Réunir le travail de deux femmes au sein d’un même lieu d’exposition, c’est le défi que s’est lancé Carine Delhaye, responsable de l’Espace Venta, une sympathique galerie située rue Hors Château, au milieu des typiques impasses du vieux Liège.
Les dessins d’Yvette Godet et les sculptures d’Isabelle Grégoire dégagent la même sensibilité et la même pudeur. ElleinLiege les a rencontrées, à l’occasion du vernissage de leur expo et leur a demandé de raconter leur travail et un petit bout de leur histoire personnelle.
Si Isabelle Grégoire a grandi aux côtés d’une mère peintre qui lui a transmis le goût de l’art et de la création, Yvette Godet a d’abord du se heurter à la réticence de ses parents. Elle a finalement pu s’inscrire en humanité artistique et découvre, au fil du temps, que le dessin peut soulager les douleurs de l’âme et les chagrins qui émaillent la vie. Aujourd’hui, Yvette est animatrice dans une maison de repos. Cet intérêt pour les gens et les histoires qu’il ont à raconter, on le retrouve dans ses dessins : des visages, des silhouettes épurées qui nous laissent libres d’imaginer le contexte de l’oeuvre.
Isabelle Grégoire s’est également tournée vers une profession à caractère social. Le métier d’infirmière lui permet de ‘faire du bien aux gens’. L’idée que ses œuvres pouvaient, elles aussi, contribuer à émouvoir et donner du plaisir aux autres, Isabelle ne l’a pas compris tout de suite. Elle a donc longtemps peint dans son coin avant d’exposer pour la première fois, en 1996. La sculpture est pour l’artiste d’avantage une ‘récréation artistique’, une façon de faire passer certaines émotions de manière plus ludique et colorée qu’au travers de la peinture.
Les sculptures d’Isabelle sont réalisées en pâte à bois et papier mâché. Il s’agit d’une recette qu’elle a élaborée et qui représente un véritable travail de patience puisqu’il faut compter 30 heures pour réaliser un seul personnage. Lorsqu’elle applique la couleur et donne vie à ces figurines, l’artiste ressent alors un vrai plaisir, une joie de créer que semble partager ces deux femmes.
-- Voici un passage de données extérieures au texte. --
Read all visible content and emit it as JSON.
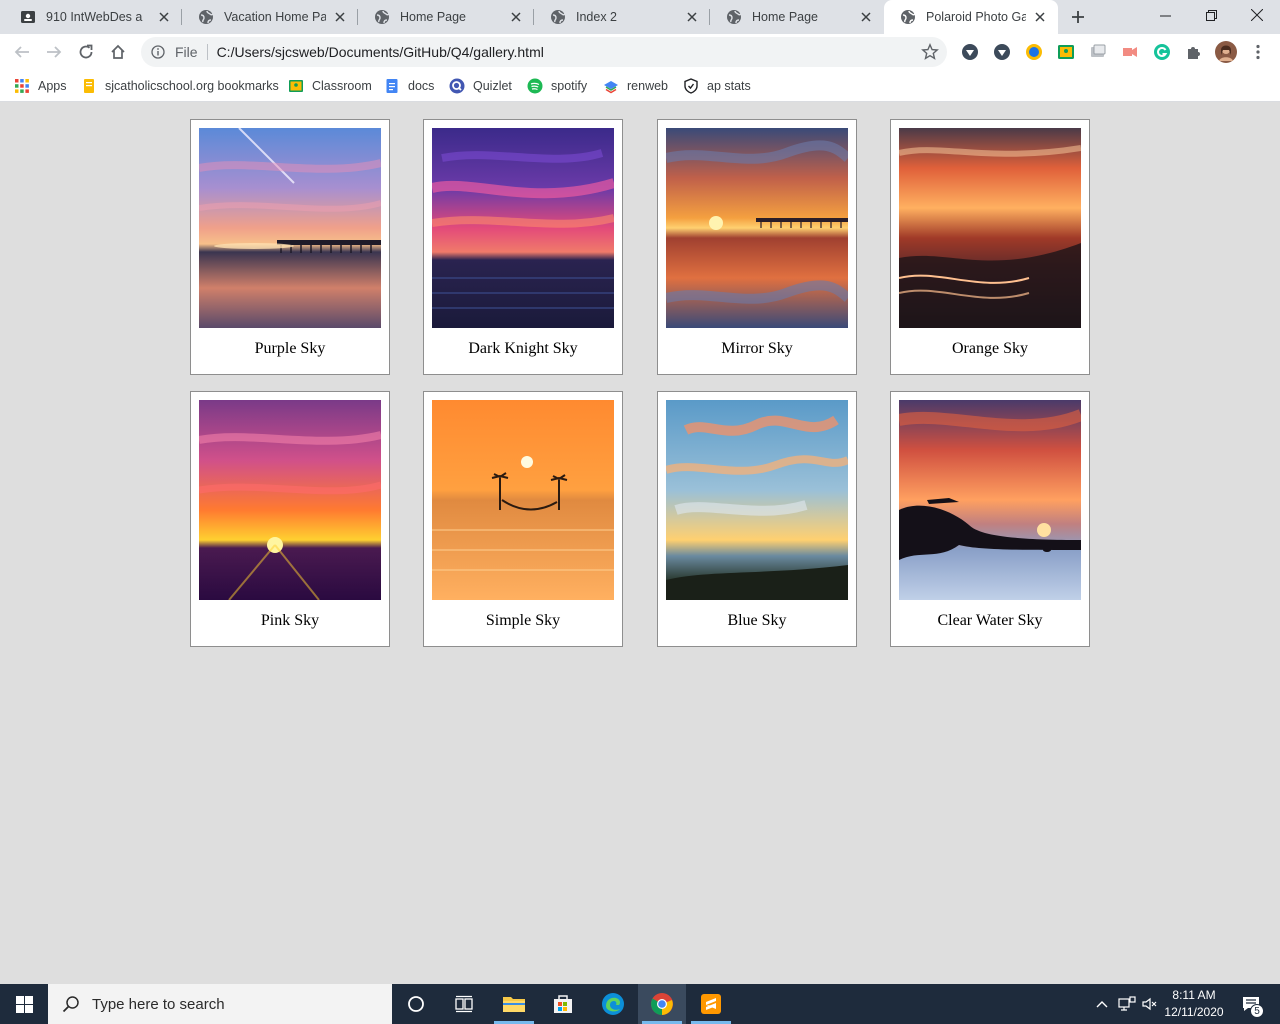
{
  "browser": {
    "tabs": [
      {
        "title": "910 IntWebDes a",
        "icon": "classroom-icon",
        "active": false
      },
      {
        "title": "Vacation Home Page",
        "icon": "globe-icon",
        "active": false
      },
      {
        "title": "Home Page",
        "icon": "globe-icon",
        "active": false
      },
      {
        "title": "Index 2",
        "icon": "globe-icon",
        "active": false
      },
      {
        "title": "Home Page",
        "icon": "globe-icon",
        "active": false
      },
      {
        "title": "Polaroid Photo Gallery",
        "icon": "globe-icon",
        "active": true
      }
    ],
    "address_bar": {
      "scheme_label": "File",
      "url": "C:/Users/sjcsweb/Documents/GitHub/Q4/gallery.html"
    },
    "bookmarks": [
      {
        "label": "Apps",
        "icon": "apps-grid-icon"
      },
      {
        "label": "sjcatholicschool.org bookmarks",
        "icon": "folder-icon"
      },
      {
        "label": "Classroom",
        "icon": "classroom-icon"
      },
      {
        "label": "docs",
        "icon": "docs-icon"
      },
      {
        "label": "Quizlet",
        "icon": "quizlet-icon"
      },
      {
        "label": "spotify",
        "icon": "spotify-icon"
      },
      {
        "label": "renweb",
        "icon": "renweb-icon"
      },
      {
        "label": "ap stats",
        "icon": "shield-icon"
      }
    ]
  },
  "gallery": {
    "photos": [
      {
        "caption": "Purple Sky"
      },
      {
        "caption": "Dark Knight Sky"
      },
      {
        "caption": "Mirror Sky"
      },
      {
        "caption": "Orange Sky"
      },
      {
        "caption": "Pink Sky"
      },
      {
        "caption": "Simple Sky"
      },
      {
        "caption": "Blue Sky"
      },
      {
        "caption": "Clear Water Sky"
      }
    ]
  },
  "taskbar": {
    "search_placeholder": "Type here to search",
    "time": "8:11 AM",
    "date": "12/11/2020",
    "notification_count": "5"
  },
  "colors": {
    "page_background": "#dedede",
    "taskbar": "#1e2b3c",
    "tab_strip": "#dee1e6"
  }
}
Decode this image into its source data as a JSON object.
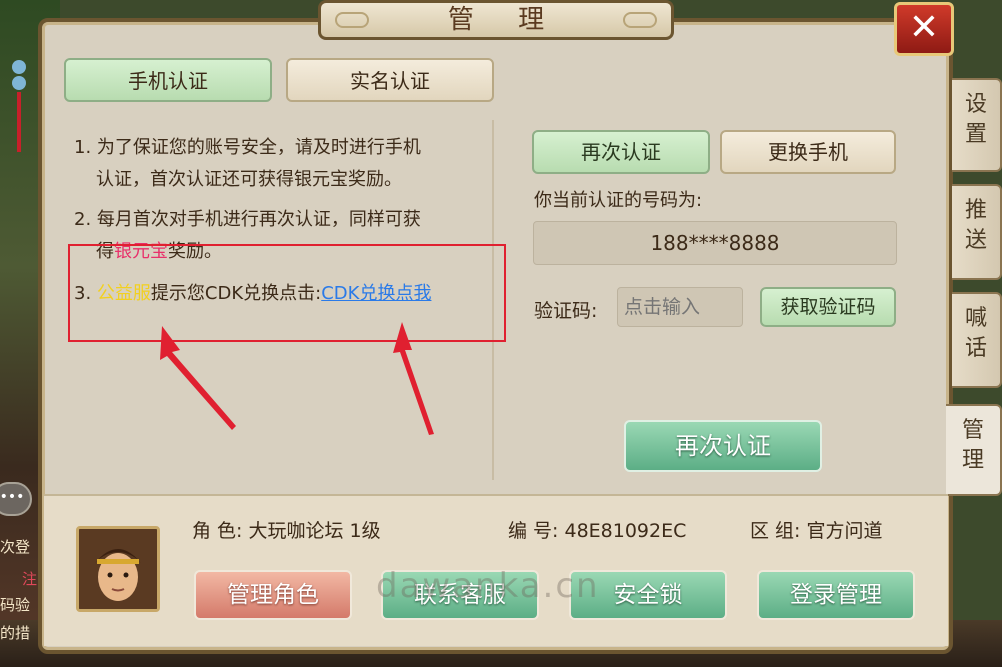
{
  "panel": {
    "title": "管 理",
    "close_label": "✕"
  },
  "tabs": {
    "phone": "手机认证",
    "realname": "实名认证"
  },
  "rules": {
    "r1_num": "1.",
    "r1_line1": "为了保证您的账号安全，请及时进行手机",
    "r1_line2": "认证，首次认证还可获得银元宝奖励。",
    "r2_num": "2.",
    "r2_line1": "每月首次对手机进行再次认证，同样可获",
    "r2_line2a": "得",
    "r2_line2_highlight": "银元宝",
    "r2_line2b": "奖励。",
    "r3_num": "3.",
    "r3_highlight": "公益服",
    "r3_text": "提示您CDK兑换点击:",
    "r3_link": "CDK兑换点我"
  },
  "auth": {
    "reauth_small": "再次认证",
    "change_phone": "更换手机",
    "phone_label": "你当前认证的号码为:",
    "phone_number": "188****8888",
    "code_label": "验证码:",
    "code_placeholder": "点击输入",
    "get_code": "获取验证码",
    "reauth_big": "再次认证"
  },
  "side_tabs": {
    "settings": "设\n置",
    "push": "推\n送",
    "shout": "喊\n话",
    "manage": "管\n理"
  },
  "character": {
    "role": "角 色: 大玩咖论坛 1级",
    "id": "编 号: 48E81092EC",
    "zone": "区 组: 官方问道"
  },
  "bottom_buttons": {
    "manage_role": "管理角色",
    "contact": "联系客服",
    "lock": "安全锁",
    "login_manage": "登录管理"
  },
  "watermark": "dawanka.cn",
  "side_fragments": {
    "f1": "次登",
    "f2": "注",
    "f3": "码验",
    "f4": "的措"
  },
  "colors": {
    "highlight_pink": "#e8306a",
    "highlight_yellow": "#f2d020",
    "link_blue": "#2a7ae8",
    "annotation_red": "#e02030"
  }
}
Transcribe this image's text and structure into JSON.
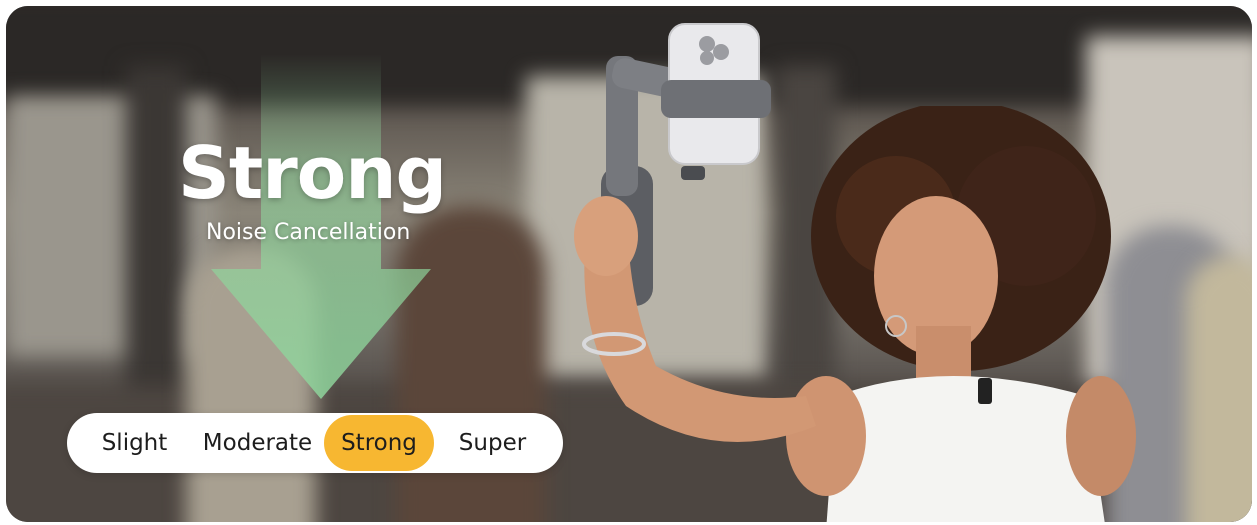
{
  "banner": {
    "headline": "Strong",
    "subheadline": "Noise Cancellation",
    "arrow_color": "#8fd59c",
    "accent_color": "#f7b731"
  },
  "noise_levels": {
    "options": [
      "Slight",
      "Moderate",
      "Strong",
      "Super"
    ],
    "selected": "Strong"
  },
  "icons": {
    "arrow": "down-arrow-icon"
  }
}
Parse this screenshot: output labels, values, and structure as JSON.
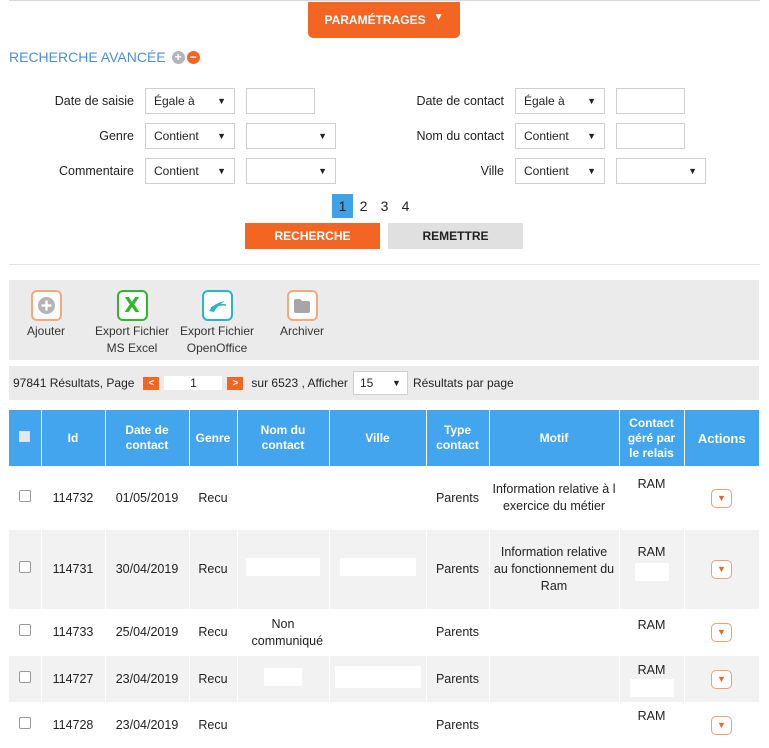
{
  "header": {
    "parametrages_label": "PARAMÉTRAGES"
  },
  "search": {
    "title": "RECHERCHE AVANCÉE",
    "fields": {
      "date_saisie": {
        "label": "Date de saisie",
        "operator": "Égale à",
        "value": ""
      },
      "date_contact": {
        "label": "Date de contact",
        "operator": "Égale à",
        "value": ""
      },
      "genre": {
        "label": "Genre",
        "operator": "Contient",
        "value": ""
      },
      "nom_contact": {
        "label": "Nom du contact",
        "operator": "Contient",
        "value": ""
      },
      "commentaire": {
        "label": "Commentaire",
        "operator": "Contient",
        "value": ""
      },
      "ville": {
        "label": "Ville",
        "operator": "Contient",
        "value": ""
      }
    },
    "pages": [
      "1",
      "2",
      "3",
      "4"
    ],
    "search_button": "RECHERCHE",
    "reset_button": "REMETTRE"
  },
  "toolbar": {
    "add": "Ajouter",
    "excel_1": "Export Fichier",
    "excel_2": "MS Excel",
    "oo_1": "Export Fichier",
    "oo_2": "OpenOffice",
    "archive": "Archiver"
  },
  "results": {
    "count_text": "97841 Résultats, Page",
    "prev": "<",
    "page_value": "1",
    "next": ">",
    "of_text": "sur 6523 , Afficher",
    "per_page": "15",
    "per_page_suffix": "Résultats par page"
  },
  "table": {
    "headers": {
      "id": "Id",
      "date": "Date de contact",
      "genre": "Genre",
      "nom": "Nom du contact",
      "ville": "Ville",
      "type": "Type contact",
      "motif": "Motif",
      "gere": "Contact géré par le relais",
      "actions": "Actions"
    },
    "rows": [
      {
        "id": "114732",
        "date": "01/05/2019",
        "genre": "Recu",
        "nom": "",
        "ville": "",
        "type": "Parents",
        "motif": "Information relative à l exercice du métier",
        "gere": "RAM"
      },
      {
        "id": "114731",
        "date": "30/04/2019",
        "genre": "Recu",
        "nom": "",
        "ville": "",
        "type": "Parents",
        "motif": "Information relative au fonctionnement du Ram",
        "gere": "RAM"
      },
      {
        "id": "114733",
        "date": "25/04/2019",
        "genre": "Recu",
        "nom": "Non communiqué",
        "ville": "",
        "type": "Parents",
        "motif": "",
        "gere": "RAM"
      },
      {
        "id": "114727",
        "date": "23/04/2019",
        "genre": "Recu",
        "nom": "",
        "ville": "",
        "type": "Parents",
        "motif": "",
        "gere": "RAM"
      },
      {
        "id": "114728",
        "date": "23/04/2019",
        "genre": "Recu",
        "nom": "",
        "ville": "",
        "type": "Parents",
        "motif": "",
        "gere": "RAM"
      }
    ]
  },
  "colors": {
    "accent": "#f26522",
    "header_blue": "#42a5ee",
    "link_blue": "#4a90d9"
  }
}
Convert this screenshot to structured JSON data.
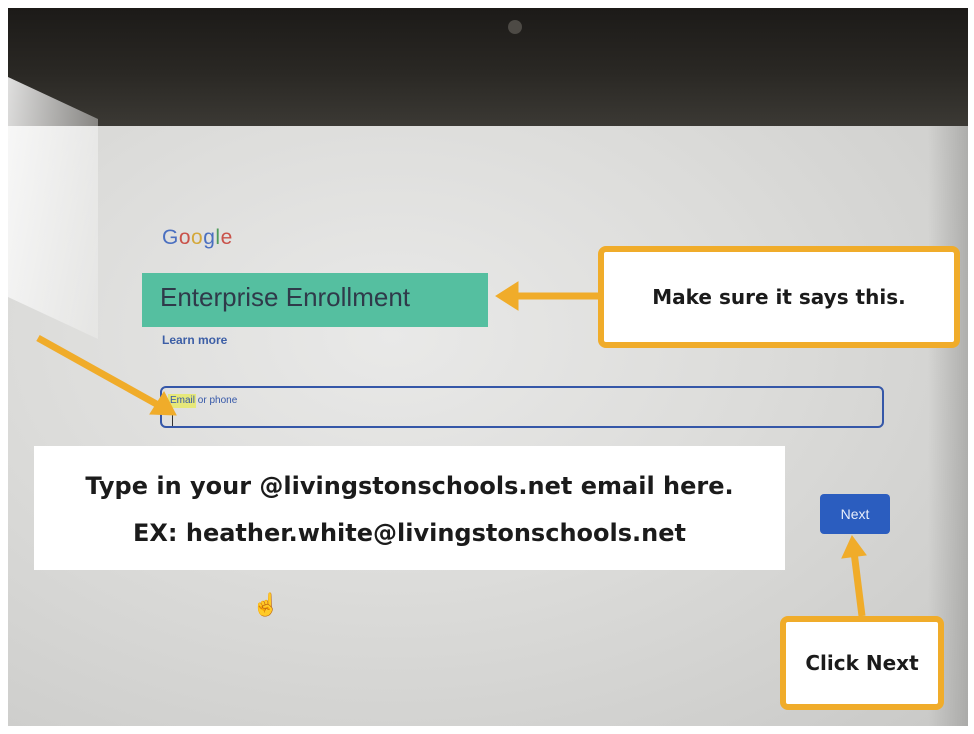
{
  "google_logo": [
    "G",
    "o",
    "o",
    "g",
    "l",
    "e"
  ],
  "enrollment": {
    "title": "Enterprise Enrollment",
    "learn_more": "Learn more"
  },
  "email": {
    "label_highlighted": "Email",
    "label_rest": " or phone",
    "value": ""
  },
  "next_button": "Next",
  "annotations": {
    "top_callout": "Make sure it says this.",
    "instruction_line1": "Type in your @livingstonschools.net email here.",
    "instruction_line2": "EX: heather.white@livingstonschools.net",
    "next_callout": "Click Next"
  },
  "colors": {
    "highlight": "#55bfa0",
    "callout_border": "#f0ac2a",
    "button": "#2b5dbf",
    "input_border": "#3557a8"
  },
  "icons": {
    "cursor": "hand-pointer-icon"
  }
}
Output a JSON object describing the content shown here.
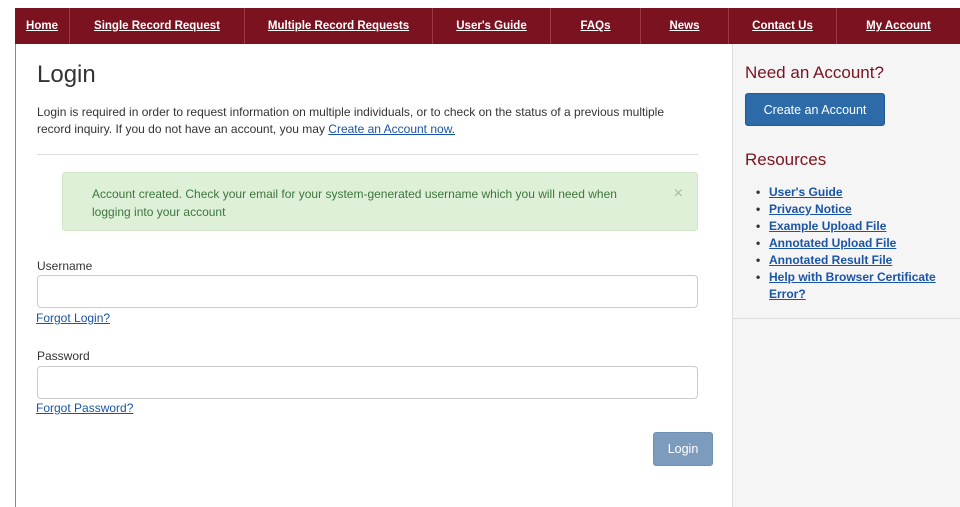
{
  "nav": {
    "items": [
      {
        "label": "Home"
      },
      {
        "label": "Single Record Request"
      },
      {
        "label": "Multiple Record Requests"
      },
      {
        "label": "User's Guide"
      },
      {
        "label": "FAQs"
      },
      {
        "label": "News"
      },
      {
        "label": "Contact Us"
      },
      {
        "label": "My Account"
      }
    ]
  },
  "main": {
    "title": "Login",
    "intro_text": "Login is required in order to request information on multiple individuals, or to check on the status of a previous multiple record inquiry. If you do not have an account, you may ",
    "intro_link": "Create an Account now.",
    "alert": {
      "text": "Account created. Check your email for your system-generated username which you will need when logging into your account",
      "close_glyph": "×"
    },
    "username": {
      "label": "Username",
      "value": "",
      "placeholder": ""
    },
    "forgot_login": "Forgot Login?",
    "password": {
      "label": "Password",
      "value": "",
      "placeholder": ""
    },
    "forgot_password": "Forgot Password?",
    "login_button": "Login"
  },
  "sidebar": {
    "account_heading": "Need an Account?",
    "create_button": "Create an Account",
    "resources_heading": "Resources",
    "resources": [
      {
        "label": "User's Guide"
      },
      {
        "label": "Privacy Notice"
      },
      {
        "label": "Example Upload File"
      },
      {
        "label": "Annotated Upload File"
      },
      {
        "label": "Annotated Result File"
      },
      {
        "label": "Help with Browser Certificate Error?"
      }
    ]
  },
  "colors": {
    "nav_bg": "#7a1220",
    "heading_accent": "#7a1220",
    "alert_bg": "#dff0d8",
    "alert_text": "#3c763d",
    "primary_button": "#2c6aa8",
    "login_button": "#7d9bbd",
    "link": "#1a54a6"
  }
}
Yvette Godet trouve la même satisfaction dans la recherche d’un dessin toujours plus simple, toujours plus épuré, à peine coloré mais porteur d’un message fort et souvent emprunt d’une émotion personnelle.
Les deux artistes ont puisé dans leur histoire, gaie ou triste, pour nous raconter des histoires : celles d’enfants qui quittent la maison, de femmes qui portent le monde sur leur épaule, de couples amoureux ou en crise…Peut-être en verrez-vous d’autres, puisées au fond de votre propre vécu.
C’est, en tous cas, le vœu d’Yvette Godet et Isabelle Grégoire.